Esiste un orario di lavoro ottimale?

Per moltissimi lavoratori il lavoro consiste di 40 ore settimanali distribuite su 5 giorni settimanali dalle 9 alle 17. Un esperimento condotto in Finlandia, tuttavia, ha provato a vedere cosa succede riducendo l’orario di lavoro da 8 a 6 ore al giorno.

I dipendenti si sono rivelati felici della soluzione: è stata riscontrata una maggiore soddisfazione a fronte di un uguale o superiore rendimento lavorativo. L’esperimento, però, è stato giudicato come antieconomico per il datore di lavoro.

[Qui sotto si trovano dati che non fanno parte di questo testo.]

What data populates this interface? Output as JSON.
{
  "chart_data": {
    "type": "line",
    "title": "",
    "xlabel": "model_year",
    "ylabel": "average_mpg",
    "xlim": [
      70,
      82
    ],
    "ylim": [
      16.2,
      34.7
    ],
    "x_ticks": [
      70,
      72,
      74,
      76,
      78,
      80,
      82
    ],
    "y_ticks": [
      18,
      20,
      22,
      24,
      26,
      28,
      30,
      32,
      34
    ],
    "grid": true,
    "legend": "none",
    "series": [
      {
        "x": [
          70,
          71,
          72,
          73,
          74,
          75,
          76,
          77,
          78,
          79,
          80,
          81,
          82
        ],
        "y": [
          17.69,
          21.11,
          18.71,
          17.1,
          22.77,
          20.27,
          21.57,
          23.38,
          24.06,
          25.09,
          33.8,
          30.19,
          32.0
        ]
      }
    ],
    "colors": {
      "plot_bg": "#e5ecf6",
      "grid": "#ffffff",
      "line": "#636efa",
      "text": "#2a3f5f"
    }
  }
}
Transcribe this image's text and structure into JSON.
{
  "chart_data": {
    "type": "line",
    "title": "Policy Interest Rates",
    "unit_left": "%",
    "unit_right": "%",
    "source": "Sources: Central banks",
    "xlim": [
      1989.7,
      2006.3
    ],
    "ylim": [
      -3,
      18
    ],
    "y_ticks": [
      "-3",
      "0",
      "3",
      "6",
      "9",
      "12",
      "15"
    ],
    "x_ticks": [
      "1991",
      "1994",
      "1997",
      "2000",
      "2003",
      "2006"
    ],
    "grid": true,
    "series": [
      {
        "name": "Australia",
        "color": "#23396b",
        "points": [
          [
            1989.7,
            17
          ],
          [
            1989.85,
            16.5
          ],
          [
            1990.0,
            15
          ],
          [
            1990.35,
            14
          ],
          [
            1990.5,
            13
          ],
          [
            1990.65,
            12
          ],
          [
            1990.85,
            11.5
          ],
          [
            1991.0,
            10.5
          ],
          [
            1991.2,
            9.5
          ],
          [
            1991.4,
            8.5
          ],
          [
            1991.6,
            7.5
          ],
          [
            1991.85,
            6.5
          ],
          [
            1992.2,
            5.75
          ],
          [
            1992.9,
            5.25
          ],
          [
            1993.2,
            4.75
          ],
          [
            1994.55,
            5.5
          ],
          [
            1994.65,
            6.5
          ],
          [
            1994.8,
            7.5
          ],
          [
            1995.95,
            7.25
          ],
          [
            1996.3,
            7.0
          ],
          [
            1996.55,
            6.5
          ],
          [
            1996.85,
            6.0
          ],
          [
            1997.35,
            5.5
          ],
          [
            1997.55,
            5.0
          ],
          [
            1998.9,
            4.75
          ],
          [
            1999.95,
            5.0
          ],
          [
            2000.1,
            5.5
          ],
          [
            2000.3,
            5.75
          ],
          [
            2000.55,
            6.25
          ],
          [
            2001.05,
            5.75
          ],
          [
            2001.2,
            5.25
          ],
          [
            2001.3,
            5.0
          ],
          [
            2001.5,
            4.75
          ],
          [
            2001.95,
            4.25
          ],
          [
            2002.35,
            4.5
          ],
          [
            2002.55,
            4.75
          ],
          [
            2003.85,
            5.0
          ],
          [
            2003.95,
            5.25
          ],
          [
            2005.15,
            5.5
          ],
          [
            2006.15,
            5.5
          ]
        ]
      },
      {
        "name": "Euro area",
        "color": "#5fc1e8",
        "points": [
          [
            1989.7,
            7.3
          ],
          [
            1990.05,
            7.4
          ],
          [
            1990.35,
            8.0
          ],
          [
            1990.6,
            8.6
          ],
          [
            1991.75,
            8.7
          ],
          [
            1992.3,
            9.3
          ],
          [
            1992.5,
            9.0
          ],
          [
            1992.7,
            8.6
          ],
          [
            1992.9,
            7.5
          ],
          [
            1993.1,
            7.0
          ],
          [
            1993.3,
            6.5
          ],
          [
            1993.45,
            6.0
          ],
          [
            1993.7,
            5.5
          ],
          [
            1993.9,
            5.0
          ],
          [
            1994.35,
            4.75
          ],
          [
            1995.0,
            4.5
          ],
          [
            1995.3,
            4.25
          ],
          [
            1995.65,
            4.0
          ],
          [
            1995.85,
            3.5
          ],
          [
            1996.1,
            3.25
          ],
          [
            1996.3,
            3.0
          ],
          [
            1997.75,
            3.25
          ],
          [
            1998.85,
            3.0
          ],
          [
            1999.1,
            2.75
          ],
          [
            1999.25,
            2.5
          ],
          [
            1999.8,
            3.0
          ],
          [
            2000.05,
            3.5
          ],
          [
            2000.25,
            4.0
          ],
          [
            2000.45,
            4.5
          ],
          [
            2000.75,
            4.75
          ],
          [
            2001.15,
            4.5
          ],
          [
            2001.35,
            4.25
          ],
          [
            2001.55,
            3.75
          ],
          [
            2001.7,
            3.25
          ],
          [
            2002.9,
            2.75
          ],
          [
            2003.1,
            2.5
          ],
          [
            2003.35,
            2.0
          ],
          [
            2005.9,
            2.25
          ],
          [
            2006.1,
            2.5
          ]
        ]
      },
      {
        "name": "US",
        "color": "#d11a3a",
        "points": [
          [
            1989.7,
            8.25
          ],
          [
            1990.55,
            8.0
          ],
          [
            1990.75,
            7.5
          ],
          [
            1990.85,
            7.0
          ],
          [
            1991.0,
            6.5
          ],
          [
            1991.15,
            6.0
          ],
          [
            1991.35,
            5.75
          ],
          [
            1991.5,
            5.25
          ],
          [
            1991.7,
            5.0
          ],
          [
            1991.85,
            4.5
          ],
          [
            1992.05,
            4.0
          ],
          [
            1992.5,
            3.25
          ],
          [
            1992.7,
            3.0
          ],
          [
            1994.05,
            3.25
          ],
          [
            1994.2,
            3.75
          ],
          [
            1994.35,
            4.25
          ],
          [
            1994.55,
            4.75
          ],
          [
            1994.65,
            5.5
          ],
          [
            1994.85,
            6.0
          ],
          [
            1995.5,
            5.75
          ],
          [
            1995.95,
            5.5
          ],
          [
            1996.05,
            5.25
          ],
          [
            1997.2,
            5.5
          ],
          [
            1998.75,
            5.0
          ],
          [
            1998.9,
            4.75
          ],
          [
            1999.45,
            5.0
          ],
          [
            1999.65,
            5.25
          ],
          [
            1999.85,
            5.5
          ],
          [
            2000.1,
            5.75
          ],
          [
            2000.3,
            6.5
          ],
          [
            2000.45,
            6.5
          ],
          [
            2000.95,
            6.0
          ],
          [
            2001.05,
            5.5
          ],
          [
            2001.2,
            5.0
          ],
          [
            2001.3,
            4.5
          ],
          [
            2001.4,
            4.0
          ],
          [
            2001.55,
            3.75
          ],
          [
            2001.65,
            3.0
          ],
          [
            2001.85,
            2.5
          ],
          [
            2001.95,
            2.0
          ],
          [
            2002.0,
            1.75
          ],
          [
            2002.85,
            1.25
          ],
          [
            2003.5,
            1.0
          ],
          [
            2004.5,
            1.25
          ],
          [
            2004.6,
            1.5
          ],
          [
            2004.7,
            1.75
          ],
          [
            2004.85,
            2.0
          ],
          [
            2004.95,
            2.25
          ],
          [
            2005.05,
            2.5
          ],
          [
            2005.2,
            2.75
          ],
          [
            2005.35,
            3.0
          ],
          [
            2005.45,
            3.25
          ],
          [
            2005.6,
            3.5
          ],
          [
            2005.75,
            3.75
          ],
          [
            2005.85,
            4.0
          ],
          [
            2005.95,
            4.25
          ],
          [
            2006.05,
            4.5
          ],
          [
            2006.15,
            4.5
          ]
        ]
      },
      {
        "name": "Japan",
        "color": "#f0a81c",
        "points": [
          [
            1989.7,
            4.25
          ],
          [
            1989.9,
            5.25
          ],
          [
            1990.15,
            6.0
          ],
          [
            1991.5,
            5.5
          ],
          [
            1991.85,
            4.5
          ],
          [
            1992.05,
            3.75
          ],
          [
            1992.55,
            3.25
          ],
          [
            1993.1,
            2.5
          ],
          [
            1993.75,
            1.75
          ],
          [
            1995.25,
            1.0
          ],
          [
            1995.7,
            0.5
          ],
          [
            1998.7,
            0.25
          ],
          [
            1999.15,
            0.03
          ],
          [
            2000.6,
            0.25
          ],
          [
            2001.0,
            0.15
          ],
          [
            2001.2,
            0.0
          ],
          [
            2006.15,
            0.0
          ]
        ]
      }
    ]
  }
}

«È chiaro che, in linea generale, un periodo di lavoro più breve, un’organizzazione più flessibile, con tempi di riposo adeguati e carichi di lavoro accettabili, sono condizioni ideali cui ambire, ma che è difficile perseguire in molte situazioni – spiega ancora il professor Costa- è pertanto estremamente difficile dare delle indicazioni circa un “orario ottimale” a carattere generale in quanto le possibile soluzioni vanno individuate in relazione alle diverse situazioni e relativa contestualizzazione: un conto, per esempio, è il lavoro a giornata e un’altra è il lavoro a turni, soprattutto quello che coinvolge anche il lavoro notturno. L’argomento è estremamente complesso e da molti anni vi è un’ampia e articolata discussione in vari ambiti da quello medico, a quello psicologico, sociologico, economico-produttivo, con varie argomentazioni e proposte nelle diverse prospettive».

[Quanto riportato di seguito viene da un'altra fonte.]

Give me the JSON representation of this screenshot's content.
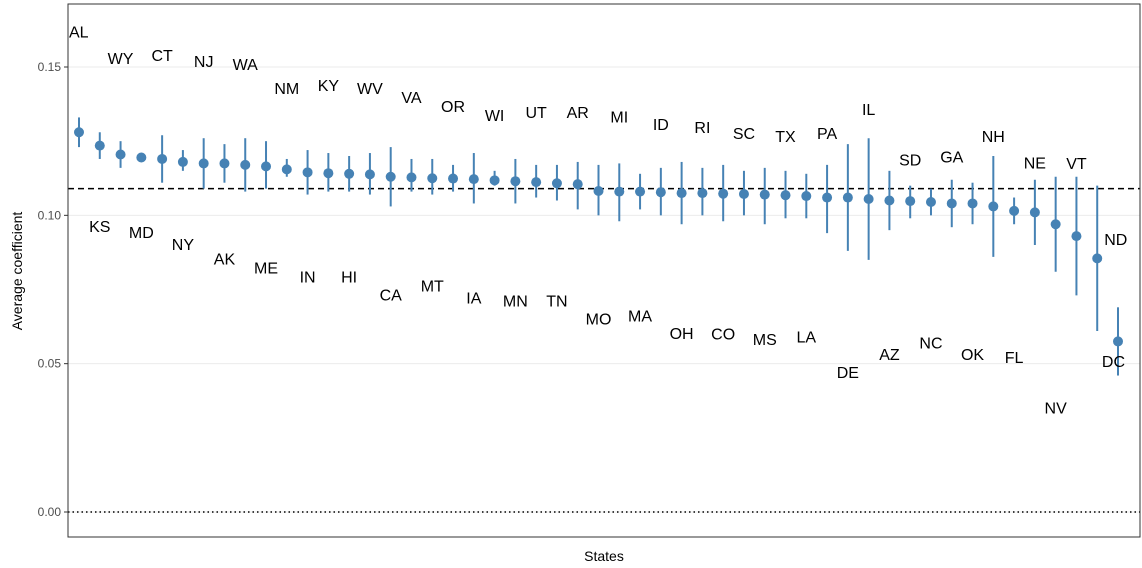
{
  "chart_data": {
    "type": "scatter",
    "xlabel": "States",
    "ylabel": "Average coefficient",
    "ylim": [
      -0.02,
      0.172
    ],
    "yticks": [
      0.0,
      0.05,
      0.1,
      0.15
    ],
    "ytick_labels": [
      "0.00",
      "0.05",
      "0.10",
      "0.15"
    ],
    "reference_lines": [
      {
        "y": 0.109,
        "style": "dashed"
      },
      {
        "y": 0.0,
        "style": "dotted"
      }
    ],
    "grid": true,
    "colors": {
      "point": "#4682b4",
      "errorbar": "#4682b4",
      "grid": "#ebebeb"
    },
    "points": [
      {
        "state": "AL",
        "mean": 0.128,
        "low": 0.123,
        "high": 0.133
      },
      {
        "state": "KS",
        "mean": 0.1235,
        "low": 0.119,
        "high": 0.128
      },
      {
        "state": "WY",
        "mean": 0.1205,
        "low": 0.116,
        "high": 0.125
      },
      {
        "state": "MD",
        "mean": 0.1195,
        "low": 0.118,
        "high": 0.121
      },
      {
        "state": "CT",
        "mean": 0.119,
        "low": 0.111,
        "high": 0.127
      },
      {
        "state": "NY",
        "mean": 0.118,
        "low": 0.115,
        "high": 0.122
      },
      {
        "state": "NJ",
        "mean": 0.1175,
        "low": 0.109,
        "high": 0.126
      },
      {
        "state": "AK",
        "mean": 0.1175,
        "low": 0.111,
        "high": 0.124
      },
      {
        "state": "WA",
        "mean": 0.117,
        "low": 0.108,
        "high": 0.126
      },
      {
        "state": "ME",
        "mean": 0.1165,
        "low": 0.109,
        "high": 0.125
      },
      {
        "state": "NM",
        "mean": 0.1155,
        "low": 0.113,
        "high": 0.119
      },
      {
        "state": "IN",
        "mean": 0.1145,
        "low": 0.107,
        "high": 0.122
      },
      {
        "state": "KY",
        "mean": 0.1142,
        "low": 0.108,
        "high": 0.121
      },
      {
        "state": "HI",
        "mean": 0.114,
        "low": 0.108,
        "high": 0.12
      },
      {
        "state": "WV",
        "mean": 0.1138,
        "low": 0.107,
        "high": 0.121
      },
      {
        "state": "CA",
        "mean": 0.113,
        "low": 0.103,
        "high": 0.123
      },
      {
        "state": "VA",
        "mean": 0.1128,
        "low": 0.108,
        "high": 0.119
      },
      {
        "state": "MT",
        "mean": 0.1125,
        "low": 0.107,
        "high": 0.119
      },
      {
        "state": "OR",
        "mean": 0.1124,
        "low": 0.108,
        "high": 0.117
      },
      {
        "state": "IA",
        "mean": 0.1122,
        "low": 0.104,
        "high": 0.121
      },
      {
        "state": "WI",
        "mean": 0.1118,
        "low": 0.11,
        "high": 0.115
      },
      {
        "state": "MN",
        "mean": 0.1115,
        "low": 0.104,
        "high": 0.119
      },
      {
        "state": "UT",
        "mean": 0.1112,
        "low": 0.106,
        "high": 0.117
      },
      {
        "state": "TN",
        "mean": 0.1108,
        "low": 0.105,
        "high": 0.117
      },
      {
        "state": "AR",
        "mean": 0.1105,
        "low": 0.102,
        "high": 0.118
      },
      {
        "state": "MO",
        "mean": 0.1082,
        "low": 0.1,
        "high": 0.117
      },
      {
        "state": "MI",
        "mean": 0.108,
        "low": 0.098,
        "high": 0.1175
      },
      {
        "state": "MA",
        "mean": 0.108,
        "low": 0.102,
        "high": 0.114
      },
      {
        "state": "ID",
        "mean": 0.1078,
        "low": 0.1,
        "high": 0.116
      },
      {
        "state": "OH",
        "mean": 0.1075,
        "low": 0.097,
        "high": 0.118
      },
      {
        "state": "RI",
        "mean": 0.1075,
        "low": 0.1,
        "high": 0.116
      },
      {
        "state": "CO",
        "mean": 0.1073,
        "low": 0.098,
        "high": 0.117
      },
      {
        "state": "SC",
        "mean": 0.1072,
        "low": 0.1,
        "high": 0.115
      },
      {
        "state": "MS",
        "mean": 0.107,
        "low": 0.097,
        "high": 0.116
      },
      {
        "state": "TX",
        "mean": 0.1068,
        "low": 0.099,
        "high": 0.115
      },
      {
        "state": "LA",
        "mean": 0.1065,
        "low": 0.099,
        "high": 0.114
      },
      {
        "state": "PA",
        "mean": 0.106,
        "low": 0.094,
        "high": 0.117
      },
      {
        "state": "DE",
        "mean": 0.106,
        "low": 0.088,
        "high": 0.124
      },
      {
        "state": "IL",
        "mean": 0.1055,
        "low": 0.085,
        "high": 0.126
      },
      {
        "state": "AZ",
        "mean": 0.105,
        "low": 0.095,
        "high": 0.115
      },
      {
        "state": "SD",
        "mean": 0.1048,
        "low": 0.099,
        "high": 0.11
      },
      {
        "state": "NC",
        "mean": 0.1045,
        "low": 0.1,
        "high": 0.109
      },
      {
        "state": "GA",
        "mean": 0.104,
        "low": 0.096,
        "high": 0.112
      },
      {
        "state": "OK",
        "mean": 0.104,
        "low": 0.097,
        "high": 0.111
      },
      {
        "state": "NH",
        "mean": 0.103,
        "low": 0.086,
        "high": 0.12
      },
      {
        "state": "FL",
        "mean": 0.1015,
        "low": 0.097,
        "high": 0.106
      },
      {
        "state": "NE",
        "mean": 0.101,
        "low": 0.09,
        "high": 0.112
      },
      {
        "state": "NV",
        "mean": 0.097,
        "low": 0.081,
        "high": 0.113
      },
      {
        "state": "VT",
        "mean": 0.093,
        "low": 0.073,
        "high": 0.113
      },
      {
        "state": "ND",
        "mean": 0.0855,
        "low": 0.061,
        "high": 0.11
      },
      {
        "state": "DC",
        "mean": 0.0575,
        "low": 0.046,
        "high": 0.069
      }
    ]
  }
}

Oltre all’orario di lavoro per così dire canonico, sono molte le persone che non staccano mai la spina dall’ufficio: «Con l’avvento della digitalizzazione, il lavoro si è dissociato dagli orari - spiega Antonio Maturo, docente di Sociologia della salute presso l’Università di Bologna e la Brown University (USA) - Si ricevono e si risponde alle mail ad ogni ora e in ogni posto. Il lavoro e lo svago si compenetrano e diventano weisure (work and leisure). E per rendere gli impiegati più produttivi si promuove la gamification, ovvero si rendono ludiche certe pratiche lavorative altrimenti noiose. Questo atteggiamento non è distante dal cosiddetto bleisure (business + leisure). Con questo neologismo si indica la tendenza a cercare svaghi durante i viaggi di lavoro, interstizi di divertimento. La cosa certa è che la demarcazione tra attività lavorativa e tempo libero che hanno scandito i ritmi di vita delle generazioni passate davvero non ci sono più, almeno nel caso dei lavori più qualificati».

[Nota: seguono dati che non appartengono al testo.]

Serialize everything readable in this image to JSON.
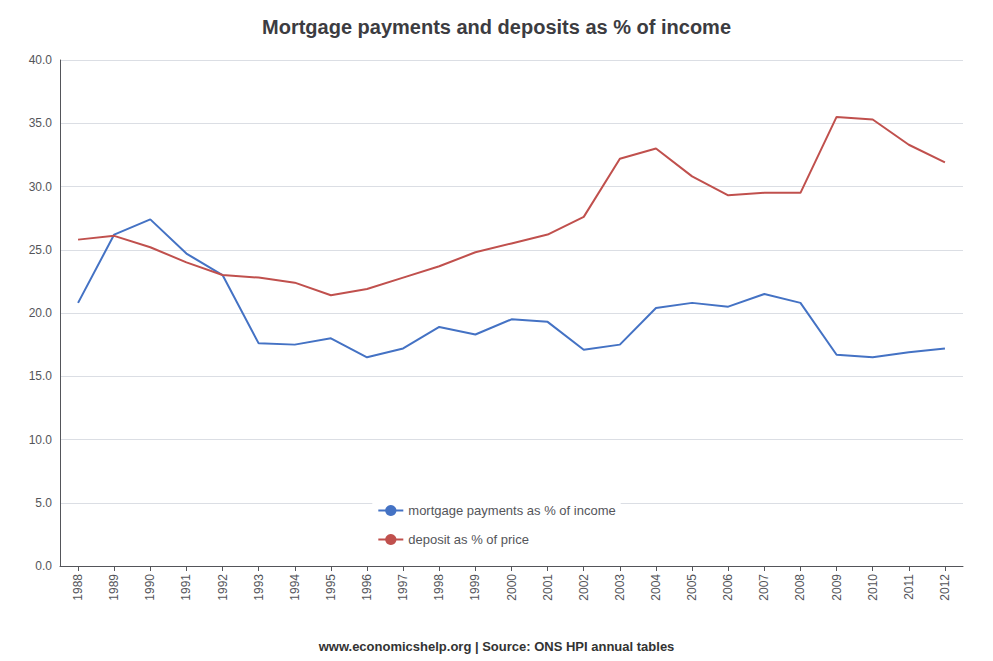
{
  "chart_data": {
    "type": "line",
    "title": "Mortgage payments and deposits as % of income",
    "annotations": [
      "www.economicshelp.org | Source: ONS HPI annual tables"
    ],
    "x": [
      1988,
      1989,
      1990,
      1991,
      1992,
      1993,
      1994,
      1995,
      1996,
      1997,
      1998,
      1999,
      2000,
      2001,
      2002,
      2003,
      2004,
      2005,
      2006,
      2007,
      2008,
      2009,
      2010,
      2011,
      2012
    ],
    "series": [
      {
        "name": "mortgage payments as % of income",
        "color": "#4472C4",
        "values": [
          20.8,
          26.2,
          27.4,
          24.7,
          23.0,
          17.6,
          17.5,
          18.0,
          16.5,
          17.2,
          18.9,
          18.3,
          19.5,
          19.3,
          17.1,
          17.5,
          20.4,
          20.8,
          20.5,
          21.5,
          20.8,
          16.7,
          16.5,
          16.9,
          17.2
        ]
      },
      {
        "name": "deposit as % of price",
        "color": "#C0504D",
        "values": [
          25.8,
          26.1,
          25.2,
          24.0,
          23.0,
          22.8,
          22.4,
          21.4,
          21.9,
          22.8,
          23.7,
          24.8,
          25.5,
          26.2,
          27.6,
          32.2,
          33.0,
          30.8,
          29.3,
          29.5,
          29.5,
          35.5,
          35.3,
          33.3,
          31.9
        ]
      }
    ],
    "xlim": [
      1987.5,
      2012.5
    ],
    "xticks": [
      1988,
      1989,
      1990,
      1991,
      1992,
      1993,
      1994,
      1995,
      1996,
      1997,
      1998,
      1999,
      2000,
      2001,
      2002,
      2003,
      2004,
      2005,
      2006,
      2007,
      2008,
      2009,
      2010,
      2011,
      2012
    ],
    "ylim": [
      0.0,
      40.0
    ],
    "yticks": [
      {
        "value": 0,
        "label": "0.0"
      },
      {
        "value": 5,
        "label": "5.0"
      },
      {
        "value": 10,
        "label": "10.0"
      },
      {
        "value": 15,
        "label": "15.0"
      },
      {
        "value": 20,
        "label": "20.0"
      },
      {
        "value": 25,
        "label": "25.0"
      },
      {
        "value": 30,
        "label": "30.0"
      },
      {
        "value": 35,
        "label": "35.0"
      },
      {
        "value": 40,
        "label": "40.0"
      }
    ],
    "grid": true,
    "legend": "bottom"
  }
}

Qual è l’impatto dell’orario di lavoro sulla salute?

I maggiori problemi di salute si riscontrano generalmente per i lavoratori su turni come ci aiuta a comprendere ancora una volta il professor Costa:«Il lavoro a orari irregolari, in particolare a turni e notturno, causa una desincronizzazione dei ritmi biologici circadiani e delle attività sociali con riflessi negativi sulla performance lavorativa, sulla salute e sulle relazioni familiari e sociali. Sulla salute sono rilevabili degli effetti a breve e lungo termine. Sul breve termine sono riscontrabili disturbi del sonno, sindrome del jet lag, errori e infortuni. Sul lungo termine, invece, tendono ad aumentare l’incidenza delle patologie digestive, metaboliche, neuropsichiche, cardiovascolari, della funzione riproduttiva femminile e, probabilmente, tumori. L’entità di tali effetti dipende dalla contemporanea influenza di numerosi fattori che interessano sia la sfera individuale sia il contesto lavorativo e sociale».